Ice Theatre of New York led off its 2019 City Skate Concert Series last week at the rink at Rockefeller Center. Among the pieces performed was the debut of “Presence,” which was skated by Theron “T.J.” James and choreographed by Deneane Richburg, a skating and dance choreographer and founder of Brownbody, a company that combines modern dance, theater, social justice practice and skating.
“This piece is about presence and the idea of what that means. What does it mean to be in a space, to self-affirm, to get externally affirmed on multiple levels—physically, emotionally and spiritually? For a lot of African-Americans, we have not had that,” said Richburg, who worked with James for about a week and a half on the program. He learned the choreography in about two days, and they spent the rest of the time focused on the intent of the piece.
Richburg is a former competitive skater who earned a master’s degree in dance at Temple University. Her master’s thesis was set on the ice. Through that she met the late Alyssa Stith, to whose memory last week’s ice concert was dedicated.
“T.J. did an amazing job,” said Richburg, who used music from the Academy Award-winning film “Moonlight” for “Presence,” feeling it reflected her vision for the program. “We talked a lot about what the story is, what is behind the movement. Using the process of diving deep internally to inform the performance. By affirming one’s presence, we start to begin to heal from that level of voicelessness and being shut out.”
Performing “Presence” was deeply moving for James, a former competitive skater at the national level who has been skating professionally for about a decade in shows such as “Disney on Ice,” “Holiday on Ice” and Royal Caribbean International cruise ship shows. This was his first time performing at Rockefeller Center.

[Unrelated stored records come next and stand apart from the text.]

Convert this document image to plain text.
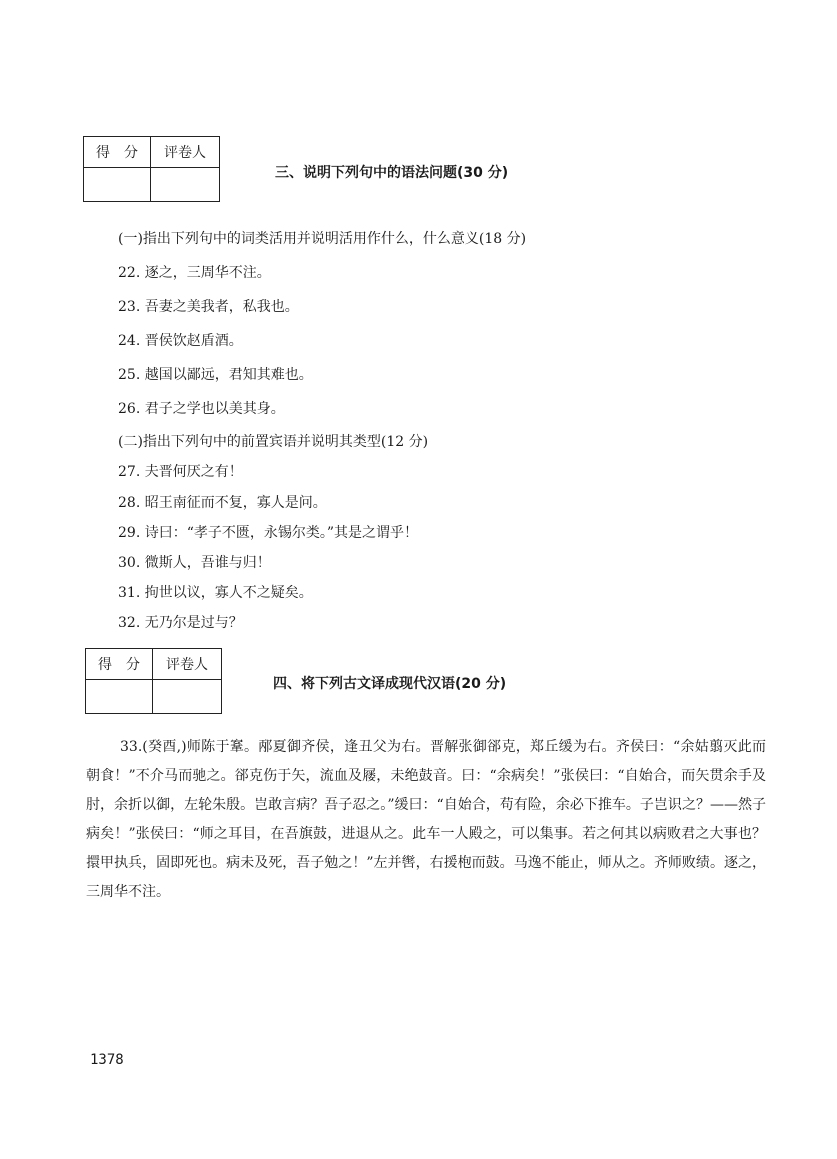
得　分	评卷人

三、说明下列句中的语法问题(30 分)
(一)指出下列句中的词类活用并说明活用作什么，什么意义(18 分)
22. 逐之，三周华不注。
23. 吾妻之美我者，私我也。
24. 晋侯饮赵盾酒。
25. 越国以鄙远，君知其难也。
26. 君子之学也以美其身。
(二)指出下列句中的前置宾语并说明其类型(12 分)
27. 夫晋何厌之有！
28. 昭王南征而不复，寡人是问。
29. 诗曰：“孝子不匮，永锡尔类。”其是之谓乎！
30. 微斯人，吾谁与归！
31. 拘世以议，寡人不之疑矣。
32. 无乃尔是过与？
得　分	评卷人

四、将下列古文译成现代汉语(20 分)

33.(癸酉,)师陈于鞌。邴夏御齐侯，逢丑父为右。晋解张御郤克，郑丘缓为右。齐侯曰：“余姑翦灭此而朝食！”不介马而驰之。郤克伤于矢，流血及屦，未绝鼓音。曰：“余病矣！”张侯曰：“自始合，而矢贯余手及肘，余折以御，左轮朱殷。岂敢言病？吾子忍之。”缓曰：“自始合，苟有险，余必下推车。子岂识之？——然子病矣！”张侯曰：“师之耳目，在吾旗鼓，进退从之。此车一人殿之，可以集事。若之何其以病败君之大事也？擐甲执兵，固即死也。病未及死，吾子勉之！”左并辔，右援枹而鼓。马逸不能止，师从之。齐师败绩。逐之，三周华不注。

1378
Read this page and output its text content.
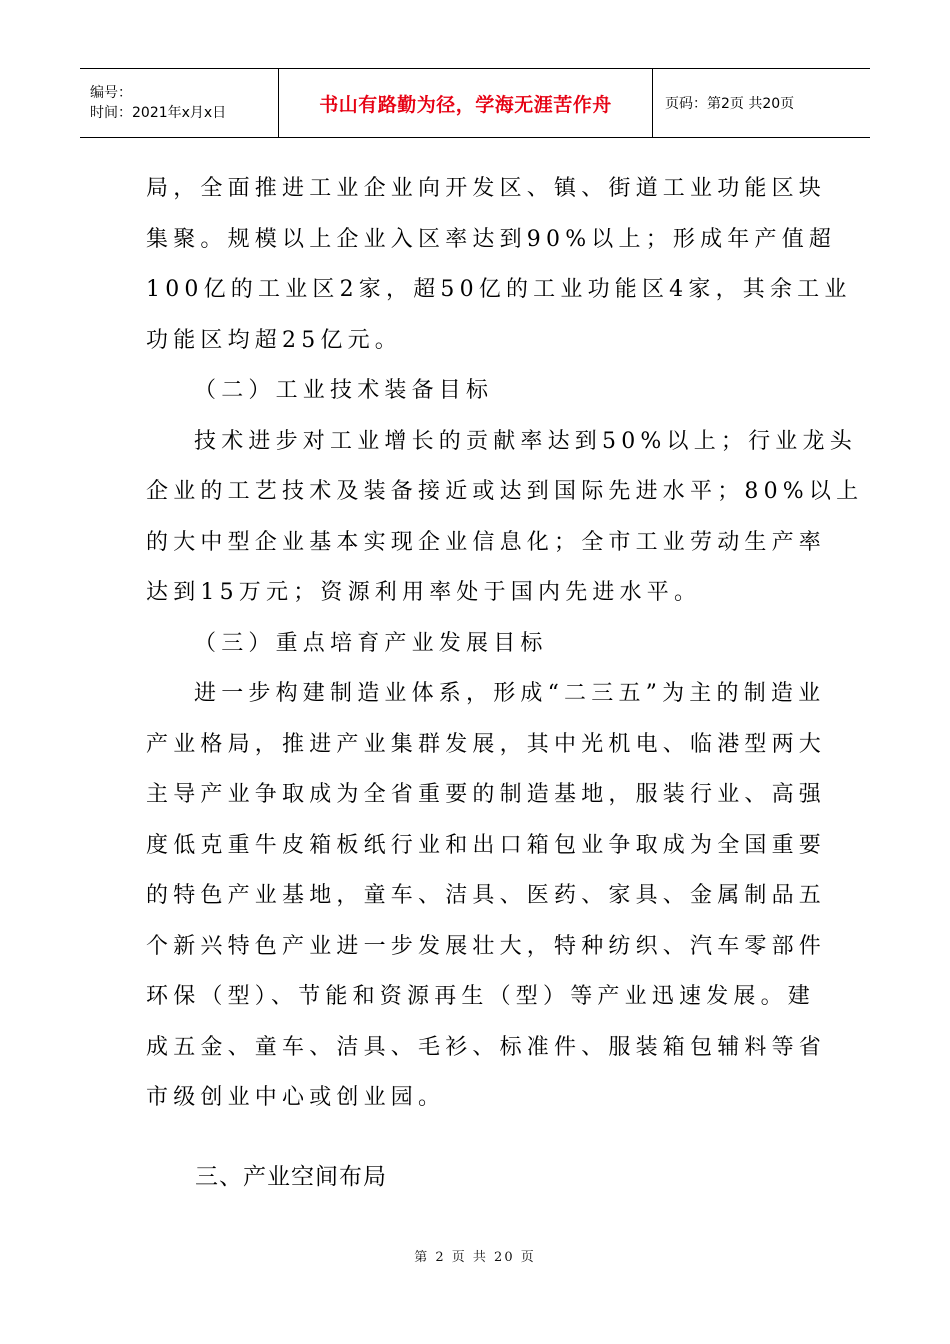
编号：
时间：2021年x月x日	书山有路勤为径，学海无涯苦作舟	页码：第2页 共20页
局，全面推进工业企业向开发区、镇、街道工业功能区块
集聚。规模以上企业入区率达到90%以上；形成年产值超
100亿的工业区2家，超50亿的工业功能区4家，其余工业
功能区均超25亿元。
（二）工业技术装备目标
技术进步对工业增长的贡献率达到50%以上；行业龙头
企业的工艺技术及装备接近或达到国际先进水平；80%以上
的大中型企业基本实现企业信息化；全市工业劳动生产率
达到15万元；资源利用率处于国内先进水平。
（三）重点培育产业发展目标
进一步构建制造业体系，形成“二三五”为主的制造业
产业格局，推进产业集群发展，其中光机电、临港型两大
主导产业争取成为全省重要的制造基地，服装行业、高强
度低克重牛皮箱板纸行业和出口箱包业争取成为全国重要
的特色产业基地，童车、洁具、医药、家具、金属制品五
个新兴特色产业进一步发展壮大，特种纺织、汽车零部件
环保（型）、节能和资源再生（型）等产业迅速发展。建
成五金、童车、洁具、毛衫、标准件、服装箱包辅料等省
市级创业中心或创业园。
三、产业空间布局
第 2 页 共 20 页
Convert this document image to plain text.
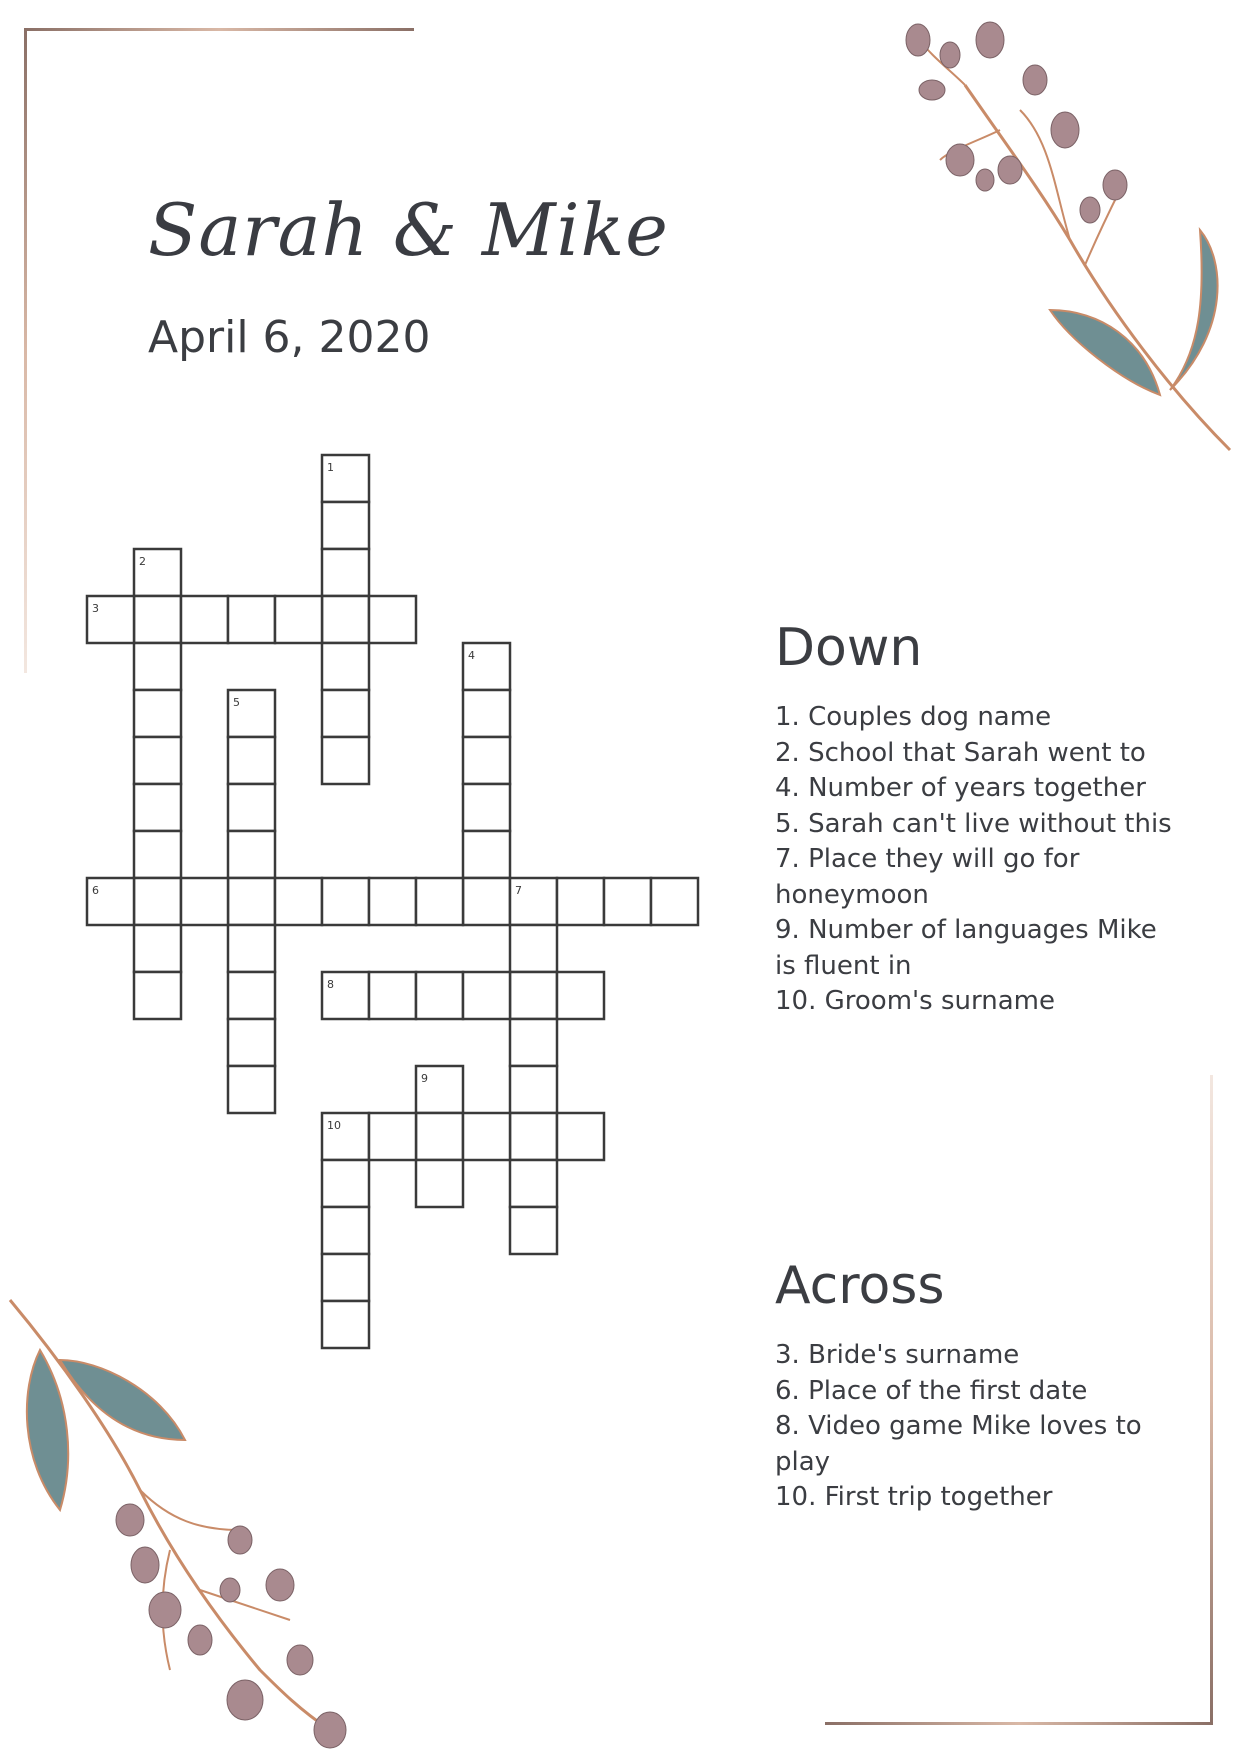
Sarah & Mike
April 6, 2020
1
2
3
4
5
6	7
8
9
10
Down
1. Couples dog name
2. School that Sarah went to
4. Number of years together
5. Sarah can't live without this
7. Place they will go for honeymoon
9. Number of languages Mike is fluent in
10. Groom's surname
Across
3. Bride's surname
6. Place of the first date
8. Video game Mike loves to play
10. First trip together
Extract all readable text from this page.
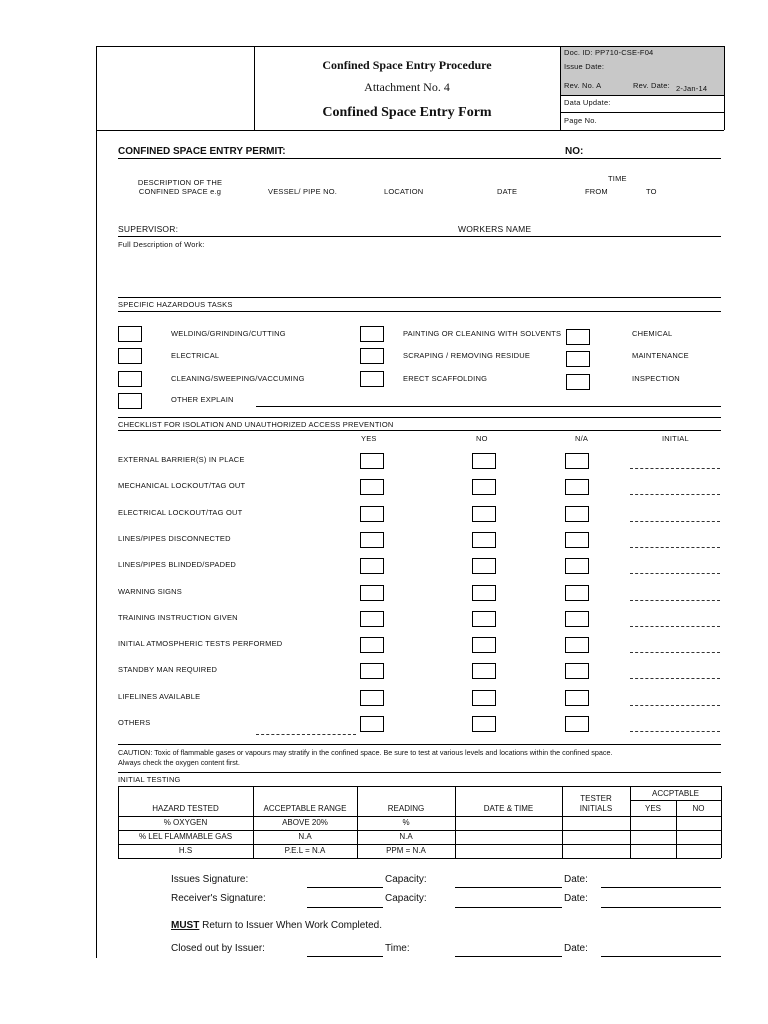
Confined Space Entry Procedure
Attachment No. 4
Confined Space Entry Form
Doc. ID: PP710-CSE-F04
Issue Date:
Rev. No. A	Rev. Date: 2-Jan-14
Data Update:
Page No.
CONFINED SPACE ENTRY PERMIT:	NO:
DESCRIPTION OF THE
CONFINED SPACE e.g	VESSEL/ PIPE NO.	LOCATION	DATE
TIME
FROM	TO
SUPERVISOR:	WORKERS NAME
Full Description of Work:
SPECIFIC HAZARDOUS TASKS
WELDING/GRINDING/CUTTING
ELECTRICAL
CLEANING/SWEEPING/VACCUMING
OTHER EXPLAIN
PAINTING OR CLEANING WITH SOLVENTS
SCRAPING / REMOVING RESIDUE
ERECT SCAFFOLDING
CHEMICAL
MAINTENANCE
INSPECTION
CHECKLIST FOR ISOLATION AND UNAUTHORIZED ACCESS PREVENTION
YES	NO	N/A	INITIAL
EXTERNAL BARRIER(S) IN PLACE
MECHANICAL LOCKOUT/TAG OUT
ELECTRICAL LOCKOUT/TAG OUT
LINES/PIPES DISCONNECTED
LINES/PIPES BLINDED/SPADED
WARNING SIGNS
TRAINING INSTRUCTION GIVEN
INITIAL ATMOSPHERIC TESTS PERFORMED
STANDBY MAN REQUIRED
LIFELINES AVAILABLE
OTHERS
CAUTION: Toxic of flammable gases or vapours may stratify in the confined space. Be sure to test at various levels and locations within the confined space.
Always check the oxygen content first.
INITIAL TESTING
HAZARD TESTED	ACCEPTABLE RANGE	READING	DATE & TIME
TESTER
INITIALS
ACCPTABLE
YES	NO
% OXYGEN	ABOVE 20%	%
% LEL FLAMMABLE GAS	N.A	N.A
H.S	P.E.L = N.A	PPM = N.A
Issues Signature:	Capacity:	Date:
Receiver's Signature:	Capacity:	Date:
MUST Return to Issuer When Work Completed.
Closed out by Issuer:	Time:	Date:
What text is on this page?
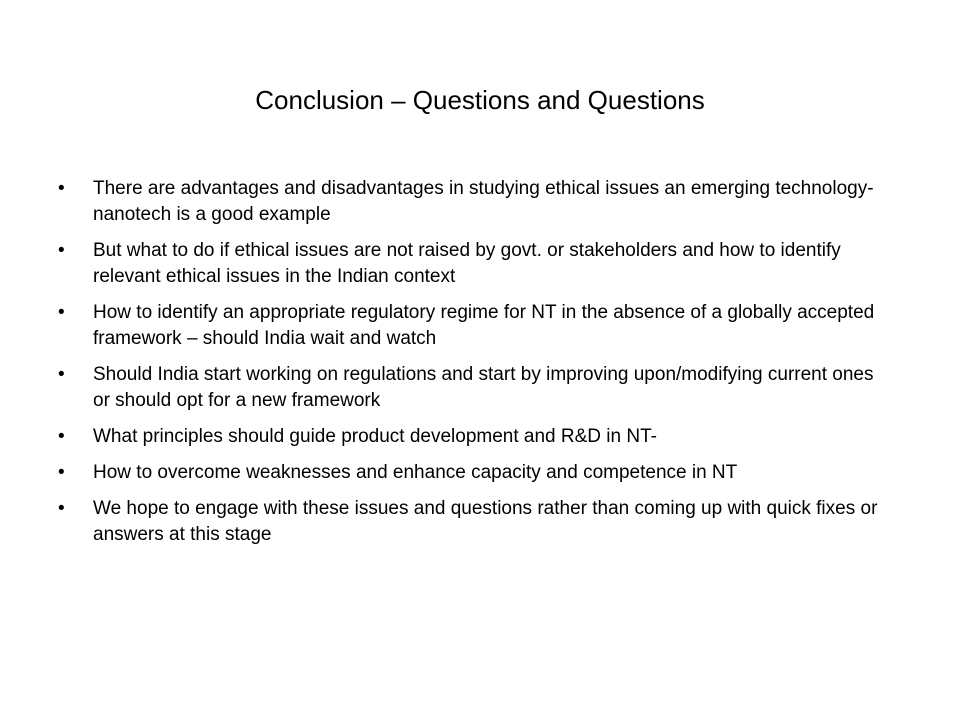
Conclusion – Questions and Questions
• There are advantages and disadvantages in studying ethical issues an emerging technology- nanotech is a good example
• But what to do if ethical issues are not raised by govt. or stakeholders and how to identify relevant ethical issues in the Indian context
• How to identify an appropriate regulatory regime for NT in the absence of a globally accepted framework – should India wait and watch
• Should India start working on regulations and start by improving upon/modifying current ones or should opt for a new framework
• What principles should guide product development and R&D in NT-
• How to overcome weaknesses and enhance capacity and competence in NT
• We hope to engage with these issues and questions rather than coming up with quick fixes or answers at this stage
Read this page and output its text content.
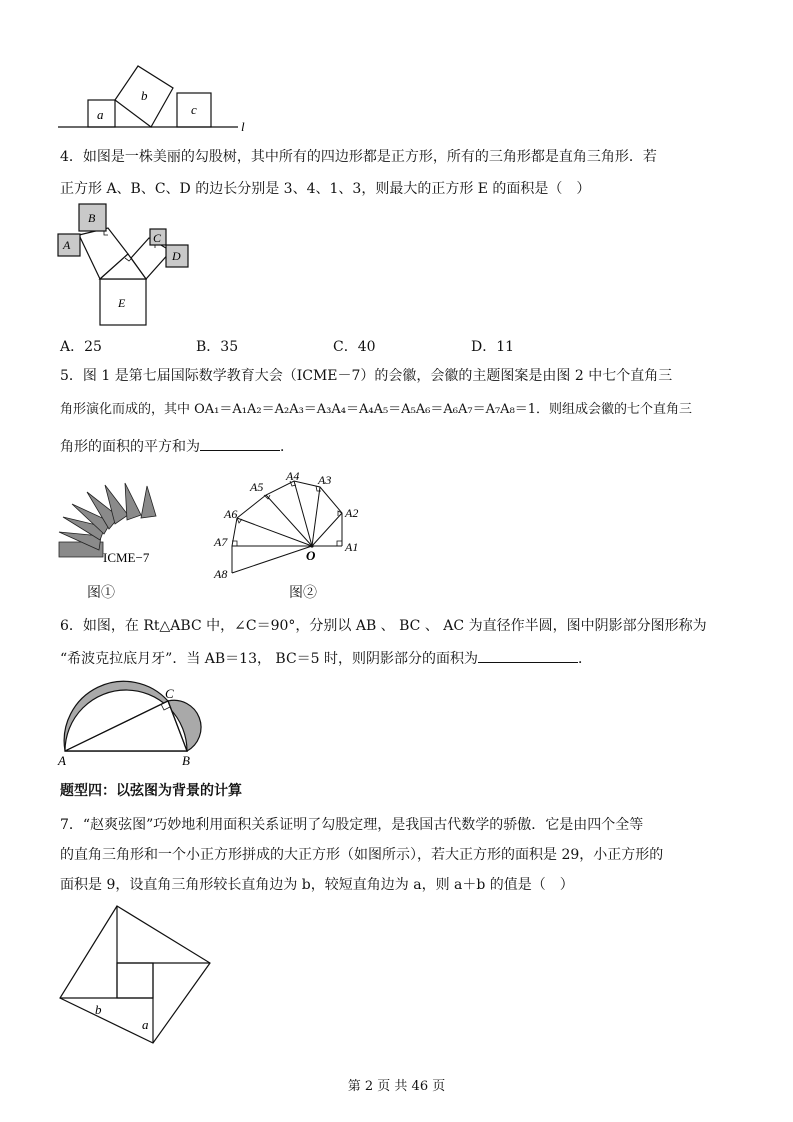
a
b
c
l
4．如图是一株美丽的勾股树，其中所有的四边形都是正方形，所有的三角形都是直角三角形．若
正方形 A、B、C、D 的边长分别是 3、4、1、3，则最大的正方形 E 的面积是（　）
A
B
C
D
E
A．25	B．35	C．40	D．11
5．图 1 是第七届国际数学教育大会（ICME－7）的会徽，会徽的主题图案是由图 2 中七个直角三
角形演化而成的，其中 OA₁＝A₁A₂＝A₂A₃＝A₃A₄＝A₄A₅＝A₅A₆＝A₆A₇＝A₇A₈＝1．则组成会徽的七个直角三
角形的面积的平方和为	．
ICME−7
图①
O
A1
A2
A3
A4
A5
A6
A7
A8
图②
6．如图，在 Rt△ABC 中，∠C＝90°，分别以 AB 、 BC 、 AC 为直径作半圆，图中阴影部分图形称为
“希波克拉底月牙”．当 AB＝13， BC＝5 时，则阴影部分的面积为	．
A	B
C
题型四：以弦图为背景的计算
7．“赵爽弦图”巧妙地利用面积关系证明了勾股定理，是我国古代数学的骄傲．它是由四个全等
的直角三角形和一个小正方形拼成的大正方形（如图所示），若大正方形的面积是 29，小正方形的
面积是 9，设直角三角形较长直角边为 b，较短直角边为 a，则 a＋b 的值是（　）
b
a
第 2 页 共 46 页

“It was very inspiring for me to be out there, especially for Black History Month,” he said. “To represent an entire community with my story in a pair of ice skates is exciting.”
Being the first person to perform “Presence” was deeply meaningful to James. “To represent a body of people in an expression of my own self in a public forum speaks volumes,” he related. “It means a lot to me to be able to stand tall.”